«Voy a tratar ahora de la existencia de lo que llamamos simulacros de las cosas;
los cuales, como películas desprendidas de la corteza exterior de los cuerpos,
vuelan por los aires de acá para allá; ellos son los que nos aterrorizan
apareciendo en nuestras mentes, en la vigilia o también en sueños».
(Lucrecio, ca. 55 a. C.)

La filosofía en el tocador

«cimentaremos en su linda cabecita
todos los principios del libertinaje;
la haremos arder con nuestros fuegos».
La filosofía en el tocador (Marqués de Sade, 1795)
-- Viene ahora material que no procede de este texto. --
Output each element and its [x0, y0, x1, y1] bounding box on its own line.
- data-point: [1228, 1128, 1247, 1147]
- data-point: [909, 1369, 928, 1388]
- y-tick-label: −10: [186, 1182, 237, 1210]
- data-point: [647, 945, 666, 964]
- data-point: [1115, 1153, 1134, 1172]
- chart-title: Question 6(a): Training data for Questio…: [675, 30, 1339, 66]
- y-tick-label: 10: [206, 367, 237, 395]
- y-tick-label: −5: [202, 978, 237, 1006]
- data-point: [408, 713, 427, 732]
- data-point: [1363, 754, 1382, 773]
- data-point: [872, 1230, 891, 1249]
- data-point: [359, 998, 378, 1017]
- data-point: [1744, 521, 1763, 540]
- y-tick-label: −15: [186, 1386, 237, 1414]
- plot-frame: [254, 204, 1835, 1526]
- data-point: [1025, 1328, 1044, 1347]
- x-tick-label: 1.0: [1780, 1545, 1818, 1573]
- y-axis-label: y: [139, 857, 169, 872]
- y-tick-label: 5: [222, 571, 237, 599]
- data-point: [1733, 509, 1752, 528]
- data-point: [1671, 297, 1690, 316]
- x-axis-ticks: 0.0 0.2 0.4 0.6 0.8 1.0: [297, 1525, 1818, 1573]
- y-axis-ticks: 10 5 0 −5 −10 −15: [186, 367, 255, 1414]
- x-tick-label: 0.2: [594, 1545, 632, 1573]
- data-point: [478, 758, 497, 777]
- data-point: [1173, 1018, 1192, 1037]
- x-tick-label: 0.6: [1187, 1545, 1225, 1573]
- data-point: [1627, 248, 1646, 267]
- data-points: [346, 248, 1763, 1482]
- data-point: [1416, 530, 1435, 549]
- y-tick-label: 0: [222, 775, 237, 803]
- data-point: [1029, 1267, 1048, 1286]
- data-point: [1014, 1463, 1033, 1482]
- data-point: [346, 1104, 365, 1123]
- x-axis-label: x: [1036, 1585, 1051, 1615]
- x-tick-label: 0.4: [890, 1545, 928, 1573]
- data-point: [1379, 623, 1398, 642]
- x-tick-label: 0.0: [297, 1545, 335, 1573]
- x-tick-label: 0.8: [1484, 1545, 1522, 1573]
La escena dura setenta y cinco segundos y contiene ocho planos. Cuando me dispongo a escribir sobre el detalle minúsculo que la clausura, me doy cuenta de que necesito el doble de imágenes que Howard Hawks para explicarlo. El segundo y decisivo encuentro entre Nellifer y el capitán de la guardia del faraón, ilustra la capacidad de síntesis que atraviesa toda la película. Elipsis, fundido, vacío, el guión es el hueco que aguarda al sillar. Tal vez el sepulcro sin el cuerpo, esto es, el cenotafio de la imagen. Esta “nada” de Tierra de faraones (Land of the pharaohs, 1955) se asemeja a la célebre jarra de Heidegger. Es la cosa en sí, es la historia haciéndose entre imágenes. Tierra de faraones es película en tanto depósito que acoge un determinado número de imágenes. Hawks solo tuvo que darle fábrica al contorno. La película parece remitir a esa técnica de dibujo que juega con nuestra percepción y, por lo tanto, con nuestros sesgos cognitivos: no perfiles la silla, hazlo con los huecos que el objeto deja alrededor. Dibuja en negativo, traza la anti–silla, filma el anti–péplum. Ordenados los vacíos, emergerá la forma.



En sus aposentos, Nellifer se acicala frente al tocador. Parece un plano dispuesto para el lucimiento de actriz, producción y dirección de arte (Alexandre Trauner) cuando, en verdad, está repleto de intenciones narrativas. La imagen transmite una autenticidad nada habitual dentro del género. Uno tiene la sensación de que cada utensilio existe y se despliega de acuerdo a una razón escondida. Pero la condensación dramática carece de misterio: asistimos a una celebración de la cosmética como prolongación manifiesta de la perfidia. Nellifer se levanta y apaga la pequeña candela de aceite. La estancia, antes iluminada, queda en penumbra. Bajo la muselina escarlata, el cuerpo. Y, sin embargo, Nellifer es ahora como la jarra, vacío, recipiente de feminidad cuya silueta adquiere la negrura de un arma. Hasta entonces, su rotunda sexualidad ha sido mostrada con la misma insolencia que su carácter. Esta doblez permite que, o bien Lee Garmes o bien Russell Harlan, realicen la transición entre la ceguera por exceso del desierto y la ceguera por defecto de la alcoba. En plena noche americana, con las palmeras y los pilonos como escribas del encuentro, Nellifer ofrece una copa de vino. El capitán la rechaza. Su lealtad al faraón durará treinta segundos de reloj.


En esta revisión pagana y funcional (dos pares de contraplanos) del universal femenino vinculado al pecado original, la penumbra encuentra un motivo superior. A la evidente razón secreta del encuentro, es necesario añadir el contraste de la luz que nace. Muere el plano y, con él, la integridad del capitán. En rima con la candela sofocada del comienzo, surge otra sobre su cráneo.






De nuevo la película y los elementos que la pueblan funcionando como recipientes, como senos donde todo acontece. El fuego en sí no le pertenece, la ubicación ni siquiera guarda relación directa con su trama, pero la combustión neural conspira para narrar. El fuego fue el colaborador necesario de las narraciones primitivas, siempre ha caminado a nuestro lado. Aquí, ingerido el vino, arde la imagen. Y, al tratarse de un encadenado, la geometría de los encuadres nos permite poner en duda la potencia del azar. El cerebro en llamas, que no el cerebro iluminado, solo admite un destino: ser calcinado. Más adelante se volverá a jugar con el fuego y la estancia superior del cuerpo. Se hará a modo de recordatorio, de manera menos directa porque, lógicamente, estaba todo dicho. El colofón de esta ceremonia ancestral del fuego que narra, no puede ser otro que una lucha de falos. Nellifer, allí donde sembró, cosecha la fruición.